Imagine this. You are an owner of a large e-commerce site. It is Black Friday, the biggest online promotion that you have, and you are eager to see how the site is going on. You type your domain name into your browser and… “Oh no!” “It is not opening. This is a disaster!” What is going on! You are experiencing a DNS outage that might completely devastate your promotion!

​So, what is this DNS outage?

DNS outage is the time when your DNS is not functioning for some reason (your nameservers were attacked, or they were saturated with too strong traffic, etc.), and that does not allow the domain resolution of your domain name to its IP address. The DNS resolution is the first step to enter a site. The browser won’t know where your website is hosted without it, and it can’t find its content.

All the visitors trying to resolve your domain will get an error message and won’t be able to access your site.

In a simple term:
The DNS outage is when your potential visitors enter your site name (domain name) into their browser and don’t get redirected to its IP address.

​Why is it bad?

If the DNS is down, nobody will be able to visit your site, and all the services related to the domain name, like emails, won’t function correctly. You will need to get it up and running again to get back all the temporary lost functionality.

During this time, you can:

  • Miss potential visitors.
  • Lose potential sales.
  • Have problems with services like email, FTP, VoIP, etc.
  • And more.

​What causes DNS outage?

  • Human error. Don’t be surprised. Most of the mistakes in Tech are human errors. For example, somebody didn’t configure the DNS records properly. Another performed a DNS migration badly, and so on. There are plenty of problems that could cause it. 
  • Hardware problems. If you are using your own server for DNS, any hardware failure could bring your server down and all the services that it provides. That is the risk of having your own server. 
  • DDoS attack.
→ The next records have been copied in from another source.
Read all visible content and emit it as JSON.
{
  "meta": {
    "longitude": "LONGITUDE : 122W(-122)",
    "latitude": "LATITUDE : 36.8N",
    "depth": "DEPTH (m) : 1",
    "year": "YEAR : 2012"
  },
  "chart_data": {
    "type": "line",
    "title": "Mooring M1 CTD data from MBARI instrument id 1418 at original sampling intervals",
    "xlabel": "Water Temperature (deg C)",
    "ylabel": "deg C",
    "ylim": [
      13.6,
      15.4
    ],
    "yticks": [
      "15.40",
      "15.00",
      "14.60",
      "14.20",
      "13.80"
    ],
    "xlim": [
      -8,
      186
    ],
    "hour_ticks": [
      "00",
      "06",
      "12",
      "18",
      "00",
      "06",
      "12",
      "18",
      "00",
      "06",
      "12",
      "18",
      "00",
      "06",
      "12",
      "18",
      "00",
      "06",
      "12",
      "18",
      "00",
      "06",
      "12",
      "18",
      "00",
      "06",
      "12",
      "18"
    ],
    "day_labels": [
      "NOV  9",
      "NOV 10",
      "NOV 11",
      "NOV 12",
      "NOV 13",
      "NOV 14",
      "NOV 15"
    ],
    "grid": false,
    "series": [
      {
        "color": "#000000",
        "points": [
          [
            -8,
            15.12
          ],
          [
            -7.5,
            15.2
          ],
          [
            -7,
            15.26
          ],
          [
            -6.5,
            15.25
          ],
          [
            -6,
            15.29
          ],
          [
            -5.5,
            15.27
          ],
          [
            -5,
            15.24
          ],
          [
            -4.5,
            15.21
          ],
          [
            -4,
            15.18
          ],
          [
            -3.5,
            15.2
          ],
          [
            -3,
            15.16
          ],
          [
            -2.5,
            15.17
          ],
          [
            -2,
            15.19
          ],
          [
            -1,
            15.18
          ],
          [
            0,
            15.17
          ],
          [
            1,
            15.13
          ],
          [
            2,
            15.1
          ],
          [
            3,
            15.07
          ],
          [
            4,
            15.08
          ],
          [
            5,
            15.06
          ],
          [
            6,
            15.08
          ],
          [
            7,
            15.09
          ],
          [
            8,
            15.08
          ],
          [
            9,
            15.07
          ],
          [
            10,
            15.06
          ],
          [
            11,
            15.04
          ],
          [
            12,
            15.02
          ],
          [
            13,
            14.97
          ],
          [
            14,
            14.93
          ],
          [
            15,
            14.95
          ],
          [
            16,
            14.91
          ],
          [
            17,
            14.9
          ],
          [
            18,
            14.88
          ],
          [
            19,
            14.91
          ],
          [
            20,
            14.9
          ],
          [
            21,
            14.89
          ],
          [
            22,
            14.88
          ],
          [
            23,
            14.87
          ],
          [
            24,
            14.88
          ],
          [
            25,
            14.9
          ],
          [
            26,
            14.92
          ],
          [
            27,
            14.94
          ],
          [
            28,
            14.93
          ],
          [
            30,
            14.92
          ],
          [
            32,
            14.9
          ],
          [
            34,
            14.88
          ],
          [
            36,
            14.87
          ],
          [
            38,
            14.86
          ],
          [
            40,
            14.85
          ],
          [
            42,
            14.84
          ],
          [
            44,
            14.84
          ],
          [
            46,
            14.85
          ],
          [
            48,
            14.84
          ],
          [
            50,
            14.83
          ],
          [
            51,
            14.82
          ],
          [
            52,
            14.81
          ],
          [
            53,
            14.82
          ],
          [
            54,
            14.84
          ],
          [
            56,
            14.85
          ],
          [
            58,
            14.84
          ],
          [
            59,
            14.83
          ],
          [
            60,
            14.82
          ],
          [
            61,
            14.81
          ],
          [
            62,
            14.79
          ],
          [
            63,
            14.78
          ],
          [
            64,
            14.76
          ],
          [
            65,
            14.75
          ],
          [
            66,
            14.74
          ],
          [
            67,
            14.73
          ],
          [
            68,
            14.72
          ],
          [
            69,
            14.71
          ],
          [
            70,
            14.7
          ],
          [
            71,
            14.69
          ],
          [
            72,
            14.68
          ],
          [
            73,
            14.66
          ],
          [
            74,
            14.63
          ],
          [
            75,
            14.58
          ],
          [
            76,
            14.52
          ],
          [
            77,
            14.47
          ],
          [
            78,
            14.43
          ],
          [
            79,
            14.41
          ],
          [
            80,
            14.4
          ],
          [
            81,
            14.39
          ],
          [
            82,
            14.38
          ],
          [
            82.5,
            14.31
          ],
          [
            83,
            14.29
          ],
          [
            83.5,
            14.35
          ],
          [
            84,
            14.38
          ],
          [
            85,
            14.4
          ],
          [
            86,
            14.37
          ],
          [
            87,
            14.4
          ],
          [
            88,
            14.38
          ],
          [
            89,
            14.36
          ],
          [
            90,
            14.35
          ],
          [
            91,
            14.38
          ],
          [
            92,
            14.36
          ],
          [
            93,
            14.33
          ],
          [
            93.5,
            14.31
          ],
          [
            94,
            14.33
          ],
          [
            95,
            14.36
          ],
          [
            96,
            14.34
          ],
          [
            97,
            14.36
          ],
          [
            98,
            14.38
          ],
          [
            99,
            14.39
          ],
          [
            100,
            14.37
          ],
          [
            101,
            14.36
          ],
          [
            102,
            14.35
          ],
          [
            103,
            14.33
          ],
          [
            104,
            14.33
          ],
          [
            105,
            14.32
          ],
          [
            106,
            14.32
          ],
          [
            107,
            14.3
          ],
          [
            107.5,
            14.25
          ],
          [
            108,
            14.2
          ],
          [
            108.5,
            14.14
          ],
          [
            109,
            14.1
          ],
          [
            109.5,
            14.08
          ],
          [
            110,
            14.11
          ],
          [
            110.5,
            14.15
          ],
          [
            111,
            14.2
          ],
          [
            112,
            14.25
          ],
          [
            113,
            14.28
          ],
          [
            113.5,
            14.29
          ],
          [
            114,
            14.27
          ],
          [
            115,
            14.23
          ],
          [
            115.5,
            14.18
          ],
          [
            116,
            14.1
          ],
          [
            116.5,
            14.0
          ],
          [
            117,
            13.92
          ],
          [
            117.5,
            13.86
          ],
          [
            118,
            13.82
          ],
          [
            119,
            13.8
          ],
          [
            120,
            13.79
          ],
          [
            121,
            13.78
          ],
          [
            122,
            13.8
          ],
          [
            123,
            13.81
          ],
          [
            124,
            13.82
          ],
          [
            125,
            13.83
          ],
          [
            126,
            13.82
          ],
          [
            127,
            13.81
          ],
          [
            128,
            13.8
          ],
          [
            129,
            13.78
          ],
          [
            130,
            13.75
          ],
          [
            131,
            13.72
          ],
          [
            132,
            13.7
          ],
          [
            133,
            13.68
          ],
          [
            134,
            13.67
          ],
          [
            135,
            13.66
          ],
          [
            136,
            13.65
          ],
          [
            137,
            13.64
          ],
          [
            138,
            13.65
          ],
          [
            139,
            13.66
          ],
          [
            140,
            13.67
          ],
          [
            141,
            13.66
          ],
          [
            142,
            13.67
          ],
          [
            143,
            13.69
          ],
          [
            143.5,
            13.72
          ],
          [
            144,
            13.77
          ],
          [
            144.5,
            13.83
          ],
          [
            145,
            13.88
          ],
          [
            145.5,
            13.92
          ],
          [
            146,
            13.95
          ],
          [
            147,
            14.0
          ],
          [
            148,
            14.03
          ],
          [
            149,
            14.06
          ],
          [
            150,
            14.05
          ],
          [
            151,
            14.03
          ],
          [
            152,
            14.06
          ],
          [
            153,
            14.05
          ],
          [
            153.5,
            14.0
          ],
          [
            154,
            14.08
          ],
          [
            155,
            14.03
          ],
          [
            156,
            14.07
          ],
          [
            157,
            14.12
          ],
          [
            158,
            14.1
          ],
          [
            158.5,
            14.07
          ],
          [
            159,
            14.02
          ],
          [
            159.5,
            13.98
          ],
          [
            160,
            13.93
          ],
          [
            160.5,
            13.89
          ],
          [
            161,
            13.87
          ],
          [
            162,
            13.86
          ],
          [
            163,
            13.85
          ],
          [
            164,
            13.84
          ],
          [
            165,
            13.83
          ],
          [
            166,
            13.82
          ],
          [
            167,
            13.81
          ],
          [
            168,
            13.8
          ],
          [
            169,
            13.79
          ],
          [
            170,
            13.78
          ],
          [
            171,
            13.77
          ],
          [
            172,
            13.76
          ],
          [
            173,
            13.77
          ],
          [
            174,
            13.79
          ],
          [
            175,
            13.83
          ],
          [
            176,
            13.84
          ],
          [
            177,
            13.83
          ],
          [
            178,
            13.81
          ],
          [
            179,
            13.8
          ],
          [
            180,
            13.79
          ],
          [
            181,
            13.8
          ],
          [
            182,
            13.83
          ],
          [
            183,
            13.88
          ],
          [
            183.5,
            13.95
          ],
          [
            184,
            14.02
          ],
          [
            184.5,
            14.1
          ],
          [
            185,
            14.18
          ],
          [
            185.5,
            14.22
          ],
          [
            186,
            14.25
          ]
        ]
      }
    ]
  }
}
A Distributed Denial of Service attack is targeted traffic going your way with the purpose of taking out of service your server or servers. There are plenty of DDoS attacks in the last years, and their popularity is just increasing. They are getting stronger too, so the future does not look very pinkish in this aspect.

​Could I have prevented the DNS outage?

Of course, you could have prevented the DNS outage, and there are different measures that you can take to prevent future DNS downtime:

  • Secondary DNS. The easiest solution that could save you in most cases is to use a secondary DNS service. Preferably with another DNS provider. The secondary DNS will allow you to have other authoritative DNS servers that could still respond to queries, even if the Primary DNS is down. The more, the better.
  • DDoS protection. Many of the times that you are experiencing a problem with your domain name, the reason is a DDoS attack. Unfortunately, those traffic attacks have become cheap, and it is common that cybercriminals, sometimes paid by your competitors, are bringing down your domain. Get DDoS protection for your DNS servers that can resist strong traffic.
  • Load Balancing. You can organize your nameservers to use a load balancing method and redirect the traffic between them. That way, you can be sure that the weight is not falling on one of them. Spreading heavy traffic will improve the performance and the resilience of your DNS network.